Even with unlikely events, like a “Mt. Everest-sized” comet zooming toward Earth, filmmakers can acknowledge concrete facts — albeit with artistic license. Though the 1998 film Deep Impact mentions the delay in video signals between Mars and Earth, the movie’s 20-second lag is far shorter than in reality (roughly 20 minutes).

Often, production teams can’t afford to get all the details right or feel that specific facts could derail the storyline, Kirby says. As a result, some TV shows and films gloss over blunders because they’d only be obvious to certain experts. 

To navigate the murky fictional waters, advisers usually establish a line they’re not willing to cross — most times, it’s scenarios that clearly violate current findings. Additionally, Simon says she would never associate herself with productions that promote harmful misinformation, like railing against vaccines or genetically modified organisms (GMOs). Experts should exercise particular caution when script narratives include health-related myths, like the eugenicist belief that criminality is a genetic trait, Kirby notes.

Screen Depictions And Real-Life Research

Still, Kirby found, the scientific community is more open to onscreen speculation than landing outlandish ideas in academic journals. In fact, some out-there theories injected by film consultants have sparked scholarly debate outside of theaters.

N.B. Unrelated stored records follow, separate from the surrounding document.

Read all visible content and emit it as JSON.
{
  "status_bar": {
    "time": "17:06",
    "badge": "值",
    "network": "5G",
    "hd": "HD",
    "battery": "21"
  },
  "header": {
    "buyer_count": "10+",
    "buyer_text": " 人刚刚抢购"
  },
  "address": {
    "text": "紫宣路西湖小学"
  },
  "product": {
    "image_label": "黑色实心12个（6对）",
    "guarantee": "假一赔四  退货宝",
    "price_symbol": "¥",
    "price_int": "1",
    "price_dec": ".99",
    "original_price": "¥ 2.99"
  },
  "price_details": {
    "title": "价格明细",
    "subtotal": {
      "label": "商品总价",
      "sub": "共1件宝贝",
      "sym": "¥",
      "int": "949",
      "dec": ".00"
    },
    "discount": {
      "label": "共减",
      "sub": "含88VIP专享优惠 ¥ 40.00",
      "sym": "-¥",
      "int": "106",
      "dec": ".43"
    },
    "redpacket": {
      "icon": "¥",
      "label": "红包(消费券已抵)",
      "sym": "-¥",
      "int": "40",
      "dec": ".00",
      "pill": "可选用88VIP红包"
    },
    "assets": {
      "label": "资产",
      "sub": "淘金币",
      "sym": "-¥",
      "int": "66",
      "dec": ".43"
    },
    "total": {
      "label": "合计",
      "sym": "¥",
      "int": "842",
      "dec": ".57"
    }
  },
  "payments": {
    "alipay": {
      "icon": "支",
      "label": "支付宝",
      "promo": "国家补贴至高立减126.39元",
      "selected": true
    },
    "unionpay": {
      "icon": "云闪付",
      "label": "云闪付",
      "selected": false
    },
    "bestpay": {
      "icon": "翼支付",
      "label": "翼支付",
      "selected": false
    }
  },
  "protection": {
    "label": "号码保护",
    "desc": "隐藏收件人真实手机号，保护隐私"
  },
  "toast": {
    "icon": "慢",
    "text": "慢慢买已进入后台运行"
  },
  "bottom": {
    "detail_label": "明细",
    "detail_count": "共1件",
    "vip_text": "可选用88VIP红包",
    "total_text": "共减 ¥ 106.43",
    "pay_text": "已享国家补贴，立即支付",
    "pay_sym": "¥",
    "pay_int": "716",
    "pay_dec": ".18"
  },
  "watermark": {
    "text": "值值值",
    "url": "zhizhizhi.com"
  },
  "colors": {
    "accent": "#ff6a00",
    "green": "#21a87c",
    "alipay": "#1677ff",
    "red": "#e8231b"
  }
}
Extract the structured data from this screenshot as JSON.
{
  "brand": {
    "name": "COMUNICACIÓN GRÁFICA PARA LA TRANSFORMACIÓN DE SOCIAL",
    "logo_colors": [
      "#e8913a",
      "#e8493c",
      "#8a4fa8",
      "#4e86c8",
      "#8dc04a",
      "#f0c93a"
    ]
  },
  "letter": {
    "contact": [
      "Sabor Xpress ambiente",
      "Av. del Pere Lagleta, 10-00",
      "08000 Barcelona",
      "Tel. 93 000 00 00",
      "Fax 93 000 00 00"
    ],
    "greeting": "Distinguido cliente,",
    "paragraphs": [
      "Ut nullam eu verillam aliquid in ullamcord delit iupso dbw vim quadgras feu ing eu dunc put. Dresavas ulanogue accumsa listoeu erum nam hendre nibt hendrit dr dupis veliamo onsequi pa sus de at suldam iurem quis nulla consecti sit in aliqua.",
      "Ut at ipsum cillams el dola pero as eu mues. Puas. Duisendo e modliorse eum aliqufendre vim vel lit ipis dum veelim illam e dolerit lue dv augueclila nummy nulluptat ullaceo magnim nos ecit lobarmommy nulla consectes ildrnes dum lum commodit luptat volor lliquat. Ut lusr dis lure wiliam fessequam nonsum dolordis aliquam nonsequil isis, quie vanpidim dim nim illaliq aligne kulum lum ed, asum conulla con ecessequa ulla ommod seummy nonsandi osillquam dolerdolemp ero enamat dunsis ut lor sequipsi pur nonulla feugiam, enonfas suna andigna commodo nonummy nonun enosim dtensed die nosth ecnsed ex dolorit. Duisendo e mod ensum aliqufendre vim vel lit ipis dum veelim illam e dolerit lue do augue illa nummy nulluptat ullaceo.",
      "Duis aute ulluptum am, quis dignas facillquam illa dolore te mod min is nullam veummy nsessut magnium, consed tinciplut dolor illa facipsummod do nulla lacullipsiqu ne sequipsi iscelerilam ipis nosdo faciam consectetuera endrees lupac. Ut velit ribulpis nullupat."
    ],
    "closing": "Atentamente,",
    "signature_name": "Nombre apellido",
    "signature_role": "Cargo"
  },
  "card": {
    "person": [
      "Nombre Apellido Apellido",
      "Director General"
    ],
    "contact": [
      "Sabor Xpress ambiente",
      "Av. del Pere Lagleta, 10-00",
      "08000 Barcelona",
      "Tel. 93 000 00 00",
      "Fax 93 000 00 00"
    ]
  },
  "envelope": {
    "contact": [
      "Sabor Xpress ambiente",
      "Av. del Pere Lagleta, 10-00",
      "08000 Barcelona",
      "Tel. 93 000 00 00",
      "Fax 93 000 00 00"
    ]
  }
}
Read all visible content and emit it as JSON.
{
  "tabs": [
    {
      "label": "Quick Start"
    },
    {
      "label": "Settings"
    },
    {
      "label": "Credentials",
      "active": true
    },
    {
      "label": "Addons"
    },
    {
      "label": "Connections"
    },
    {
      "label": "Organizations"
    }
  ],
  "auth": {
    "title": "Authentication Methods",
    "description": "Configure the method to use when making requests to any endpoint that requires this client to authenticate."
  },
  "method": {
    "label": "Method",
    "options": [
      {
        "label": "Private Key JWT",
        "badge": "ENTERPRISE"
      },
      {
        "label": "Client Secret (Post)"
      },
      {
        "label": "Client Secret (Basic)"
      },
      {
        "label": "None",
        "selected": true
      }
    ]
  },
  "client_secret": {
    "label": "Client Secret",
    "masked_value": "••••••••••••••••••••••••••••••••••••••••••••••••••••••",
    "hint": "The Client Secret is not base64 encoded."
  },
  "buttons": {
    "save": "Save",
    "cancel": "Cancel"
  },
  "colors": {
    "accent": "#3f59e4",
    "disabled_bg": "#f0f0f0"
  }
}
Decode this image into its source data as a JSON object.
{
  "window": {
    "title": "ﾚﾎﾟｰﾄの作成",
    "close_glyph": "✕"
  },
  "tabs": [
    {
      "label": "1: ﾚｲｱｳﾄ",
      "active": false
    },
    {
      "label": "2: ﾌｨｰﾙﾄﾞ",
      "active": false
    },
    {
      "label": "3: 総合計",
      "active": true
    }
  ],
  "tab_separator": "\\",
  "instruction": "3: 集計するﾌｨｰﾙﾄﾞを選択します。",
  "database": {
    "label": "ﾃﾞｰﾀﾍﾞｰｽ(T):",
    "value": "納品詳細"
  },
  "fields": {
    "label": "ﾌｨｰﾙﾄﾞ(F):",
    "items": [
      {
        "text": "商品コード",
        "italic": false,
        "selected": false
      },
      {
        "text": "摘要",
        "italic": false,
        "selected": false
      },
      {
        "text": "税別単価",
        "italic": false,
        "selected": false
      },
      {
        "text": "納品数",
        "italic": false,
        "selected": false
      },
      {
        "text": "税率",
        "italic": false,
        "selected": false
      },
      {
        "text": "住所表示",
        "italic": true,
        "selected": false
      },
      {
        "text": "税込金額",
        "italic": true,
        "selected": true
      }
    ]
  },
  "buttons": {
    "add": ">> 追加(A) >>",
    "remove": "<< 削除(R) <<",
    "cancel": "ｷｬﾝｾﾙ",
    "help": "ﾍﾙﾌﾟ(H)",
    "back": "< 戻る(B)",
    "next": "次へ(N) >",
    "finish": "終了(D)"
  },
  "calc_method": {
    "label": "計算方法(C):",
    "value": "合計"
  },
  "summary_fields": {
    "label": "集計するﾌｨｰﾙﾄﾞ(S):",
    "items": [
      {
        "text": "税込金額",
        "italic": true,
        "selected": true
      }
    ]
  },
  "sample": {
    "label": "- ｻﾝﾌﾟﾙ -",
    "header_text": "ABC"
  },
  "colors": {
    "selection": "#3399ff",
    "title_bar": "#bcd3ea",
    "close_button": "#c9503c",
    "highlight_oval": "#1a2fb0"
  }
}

Jurassic Park paleontology consultant Jack Horner encouraged the filmmakers to imply that birds evolved from dinosaurs, an idea that was controversial at the time but has since gained traction.


Read More: Did All Dinosaurs Have Feathers?


Popular media can also raise awareness about, and indirectly boost funding for, certain fields. Outbreak (1995) and Contagion (2011) snapped viewers’ attention toward pandemics, Kirby says, and the CDC leveraged the latter in meetings to demonstrate why its work matters. Deep Impact and Armageddon (1998), meanwhile, may have helped government officials rally behind NASA's Near-Earth-Object (NEO) program.

Hollywood has directly funded studies, too. While science advisers usually work for free, they sometimes accept studio donations to their academic research. Production companies have also paid museums and labs to film at their locations.

Science consulting can even help with grant applications. National Science Foundation (NSF) grants require that a project’s impact reaches beyond the lab, so applicants can claim that their advising work helps advance the public’s scientific literacy. The NSF therefore embraced Simon’s X-Files work — but she originally concealed her consulting because she worried it would threaten her career.

While it may have carried a stigma a few decades ago, Kirby has found that media advising work is now “a mark of honor” among scientists. “They all want to do it,” he says. “Every time I give a talk, I’ve got at least half a dozen scientists saying, ‘How do I get to do this?’”

The ‘Scully Effect’

Multidimensional portrayals of scientists and their work can also galvanize young people to enter STEM fields. This is evident in the Scully Effect, which theorizes that The X-Files character Dana Scully motivated young women to pursue science careers. As one of the first prominent onscreen female scientists, the skeptical medical doctor and FBI agent also made ripple effects within the entertainment industry, allegedly influencing characters like forensic anthropologist Temperance “Bones” Brennan from Bones.

As a result, more than 60 percent of women familiar with Dana Scully say that she “increased their belief in the importance of STEM,” according to a 2018 survey by the Geena Davis Institute on Gender in Media. The show’s more devoted viewers were more likely to respond that girls “should be encouraged to study STEM,” the survey also reported.

Simon has seen the effect of affirming yet nuanced depictions play out in her own classroom. She once asked her freshman introduction to biology course whether The X-Files had inspired them to study science — about two-thirds of students raised their hands. “They’re seeing a positive portrayal of science and it’s affecting people going into it,” she says. “It was terrific that a television series literally influenced a generation.”